İki ciddi soru. Bu nedenle ECOWAS, vatandaşlarının yaşamlarını ve hayatta kalmasını etkileyen çok ciddi sorunlar nedeniyle ikiye bölünmüş durumda. Her şeyden önce, insanların bir ülkeden diğerine serbestçe hareket ettiği, dolayısıyla ticareti ve karşılıklı bilgiyi teşvik ettiği bölgenin somut bir gerçeği olan malların ve insanların serbest dolaşımına ne olacağı. Ecowas, üye ülke vatandaşlarına vizesiz seyahat etme ve üye ülkelerde çalışmak veya yaşamak için yerleşme hakkını garanti eder. Örneğin Fildişi Sahili'nde 3 ila 5 milyon Burkinabe vatandaşı yaşıyor. Yaklaşık 500 avroya mal olan oturma izni başvurusunu yapmaları gerekecek mi?
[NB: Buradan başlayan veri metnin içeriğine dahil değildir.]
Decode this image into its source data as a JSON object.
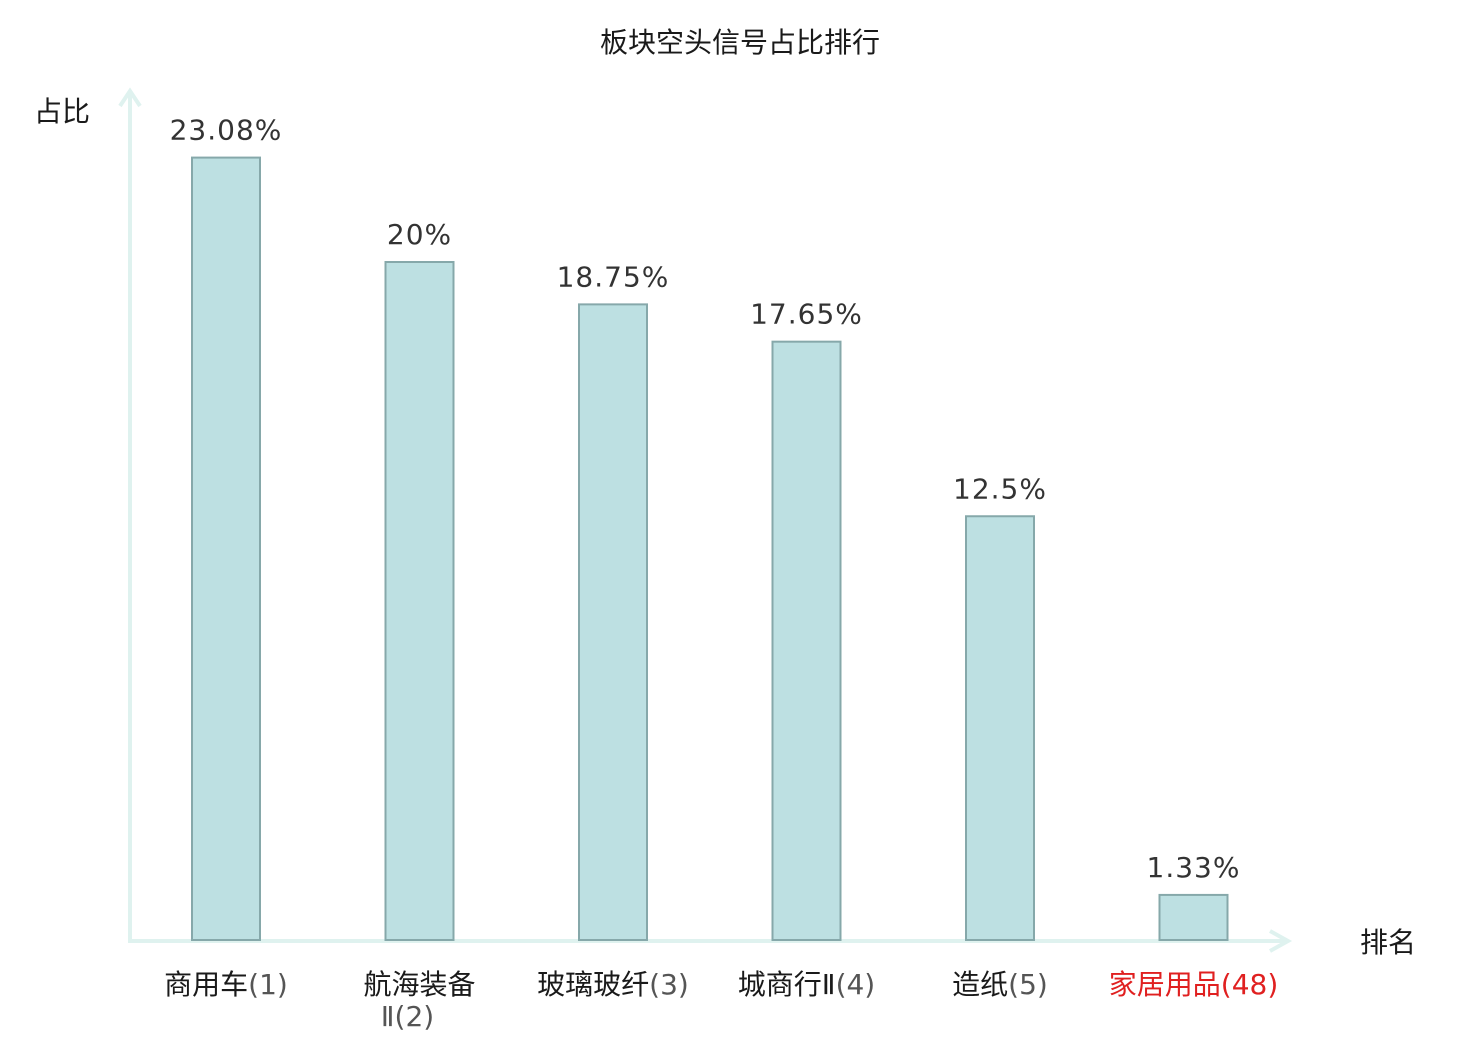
{
  "chart_data": {
    "type": "bar",
    "title": "板块空头信号占比排行",
    "xlabel": "排名",
    "ylabel": "占比",
    "categories": [
      {
        "name": "商用车",
        "rank": "(1)",
        "highlight": false
      },
      {
        "name": "航海装备",
        "name_line2": "Ⅱ",
        "rank": "(2)",
        "highlight": false
      },
      {
        "name": "玻璃玻纤",
        "rank": "(3)",
        "highlight": false
      },
      {
        "name": "城商行Ⅱ",
        "rank": "(4)",
        "highlight": false
      },
      {
        "name": "造纸",
        "rank": "(5)",
        "highlight": false
      },
      {
        "name": "家居用品",
        "rank": "(48)",
        "highlight": true
      }
    ],
    "values": [
      23.08,
      20,
      18.75,
      17.65,
      12.5,
      1.33
    ],
    "value_labels": [
      "23.08%",
      "20%",
      "18.75%",
      "17.65%",
      "12.5%",
      "1.33%"
    ],
    "ylim": [
      0,
      25
    ],
    "grid": false,
    "colors": {
      "bar_fill": "#bde0e2",
      "bar_stroke": "#86a8aa",
      "axis": "#dff2ef",
      "text": "#1a1a1a",
      "value_text": "#333333",
      "rank_text": "#555555",
      "highlight": "#e02020"
    }
  }
}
Malların dolaşımına ilişkin can alıcı sorun, üç muhalif ülke için de ortaya çıkıyor, çünkü üçünün de denize çıkışı yok ve üye ülkelerin limanlarını kullanmıyor;

Yeni kurumlar doğacak. İkinci olarak, bu konum, ortak para birimi FCFA'yı paylaşan sekiz ülkeyi bir araya getiren Batı Afrika Ekonomik ve Parasal Birliği'nin (WEUMO) yerini alabilecek yeni kurumların, özellikle de parasal kurumların olası yaratımı hakkında soruları gündeme getiriyor. Yakın zamanda kötü şöhretli CFA Frangı'nın (sömürgecilikten miras kalan ve hâlâ Fransa Merkez Bankası'nın himayesi altında euro ile sabit pariteyle çalışan para birimi) çıkışını görecek miyiz? Şimdilik bu hassas noktada resmi bir şey yok ama var. Eğer üç ülke de güvenilir ve tutarlı olmak istiyorsa bu mantıksal olarak beklenen bir durumdur.
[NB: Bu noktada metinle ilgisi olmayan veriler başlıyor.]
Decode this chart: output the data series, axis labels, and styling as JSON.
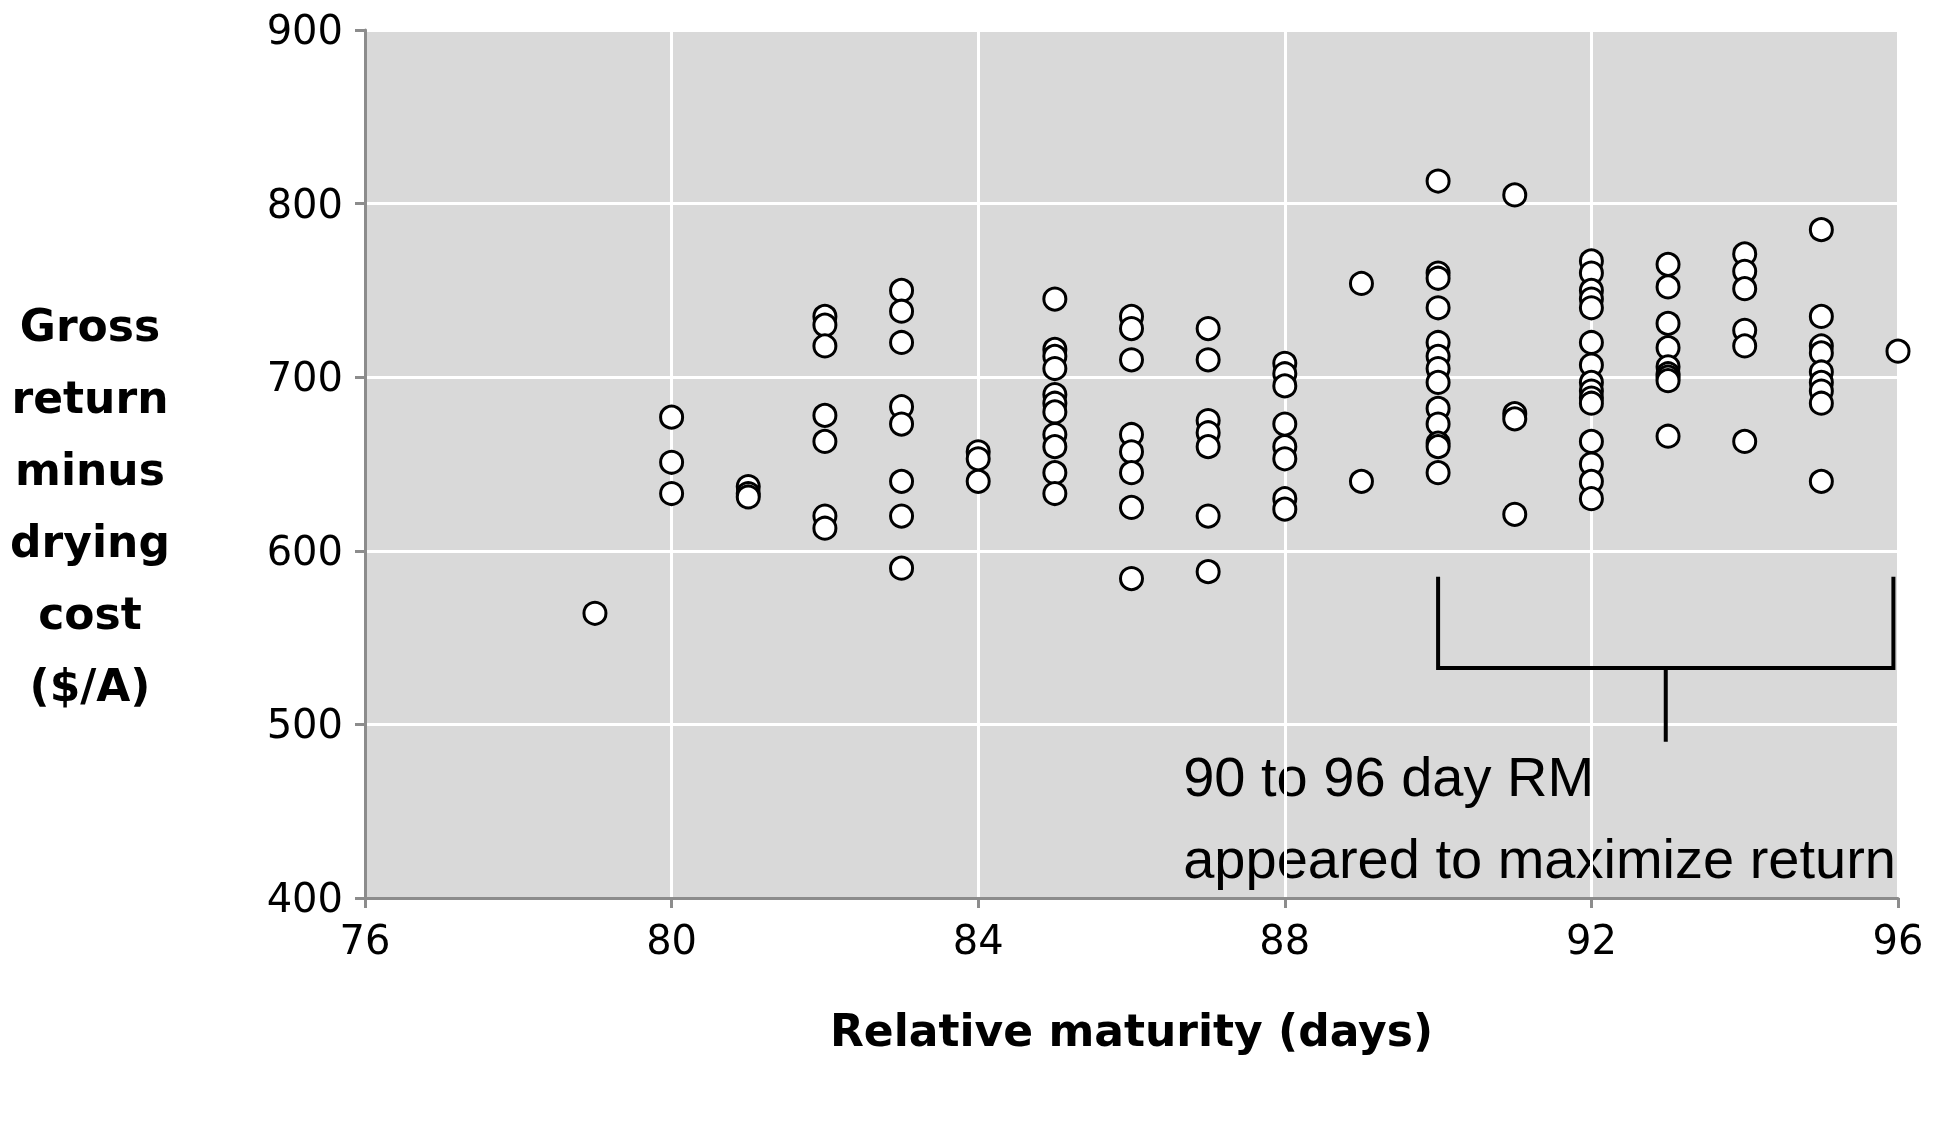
{
  "chart_data": {
    "type": "scatter",
    "xlabel": "Relative maturity (days)",
    "ylabel": "Gross return minus drying cost ($/A)",
    "x": [
      79,
      80,
      80,
      80,
      81,
      81,
      81,
      82,
      82,
      82,
      82,
      82,
      82,
      82,
      83,
      83,
      83,
      83,
      83,
      83,
      83,
      83,
      84,
      84,
      84,
      85,
      85,
      85,
      85,
      85,
      85,
      85,
      85,
      85,
      85,
      85,
      86,
      86,
      86,
      86,
      86,
      86,
      86,
      86,
      87,
      87,
      87,
      87,
      87,
      87,
      87,
      88,
      88,
      88,
      88,
      88,
      88,
      88,
      88,
      89,
      89,
      90,
      90,
      90,
      90,
      90,
      90,
      90,
      90,
      90,
      90,
      90,
      90,
      90,
      91,
      91,
      91,
      91,
      92,
      92,
      92,
      92,
      92,
      92,
      92,
      92,
      92,
      92,
      92,
      92,
      92,
      92,
      92,
      93,
      93,
      93,
      93,
      93,
      93,
      93,
      93,
      93,
      94,
      94,
      94,
      94,
      94,
      94,
      95,
      95,
      95,
      95,
      95,
      95,
      95,
      95,
      95,
      96
    ],
    "series": [
      {
        "color": "#ffffff",
        "values": [
          564,
          677,
          651,
          633,
          637,
          633,
          631,
          735,
          730,
          718,
          678,
          663,
          620,
          613,
          750,
          738,
          720,
          683,
          673,
          640,
          620,
          590,
          657,
          653,
          640,
          745,
          716,
          712,
          705,
          690,
          685,
          680,
          667,
          660,
          645,
          633,
          735,
          728,
          710,
          667,
          657,
          645,
          625,
          584,
          728,
          710,
          675,
          668,
          660,
          620,
          588,
          708,
          702,
          695,
          673,
          660,
          653,
          630,
          624,
          754,
          640,
          813,
          760,
          757,
          740,
          720,
          712,
          705,
          697,
          682,
          673,
          662,
          660,
          645,
          805,
          679,
          676,
          621,
          767,
          760,
          750,
          745,
          740,
          720,
          707,
          697,
          692,
          688,
          685,
          663,
          650,
          640,
          630,
          765,
          752,
          731,
          717,
          706,
          702,
          700,
          698,
          666,
          771,
          761,
          751,
          727,
          718,
          663,
          785,
          735,
          718,
          714,
          703,
          697,
          692,
          685,
          640,
          715
        ]
      }
    ],
    "xlim": [
      76,
      96
    ],
    "xticks": [
      76,
      80,
      84,
      88,
      92,
      96
    ],
    "ylim": [
      400,
      900
    ],
    "yticks": [
      400,
      500,
      600,
      700,
      800,
      900
    ],
    "grid": true,
    "marker": "circle",
    "annotations": [
      "90 to 96 day RM\nappeared to maximize return"
    ]
  }
}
Ortak umut. Son oyun ise tam olarak şu anda üç muhalif ülkeyi etkileyen ama diğer üye ülkelere doğru kontrolsüz bir yangın gibi yayılan cihatçı terörle mücadele oyunu. Nijer, Burkina ve Mali'nin tek başına başa çıkamayacağı göz önüne alındığında, ECOWAS ülkelerinin bu yaklaşan tehdit karşısında ortak hareket etme umudu hala var mı?
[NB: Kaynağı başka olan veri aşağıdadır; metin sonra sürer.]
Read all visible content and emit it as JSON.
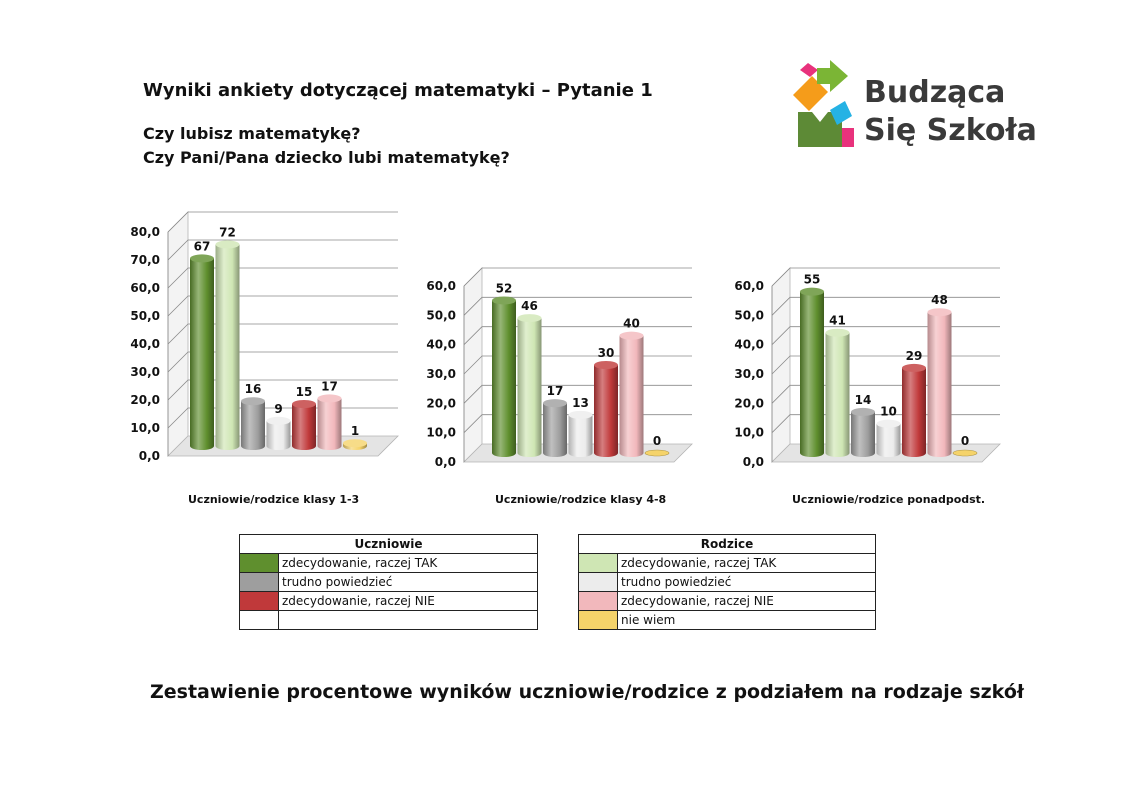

Anlaşmadan geriye ne kalacak? Bu ve benzeri sorular, kopuşun ardından bölge ülkelerinin kançılaryalarında dolaşıyor. İkincisi, ECOWAS tüzüğüne göre, muhaliflerin açıklamasında “hemen etki”den bahsedilse bile bir yıldan önce yürürlüğe giremez. “Üye Devlet, bu Antlaşmanın hükümlerine uymaya devam edecek ve bu Antlaşma kapsamındaki yükümlülüklerine bağlı kalacaktır”.

Onarılması gereken değerli bir yıl. Aslında diyalog için alan yaratmak amacıyla ikili ve çok taraflı diplomasi son günlerde devreye sokuldu. ECOWAS – bildiğimiz şekliyle – artık mevcut değil. Onun yerine Afrika'nın bu şeridinde çölün kıyısında yaşanan çalkantıları not alan başka bir kurum var.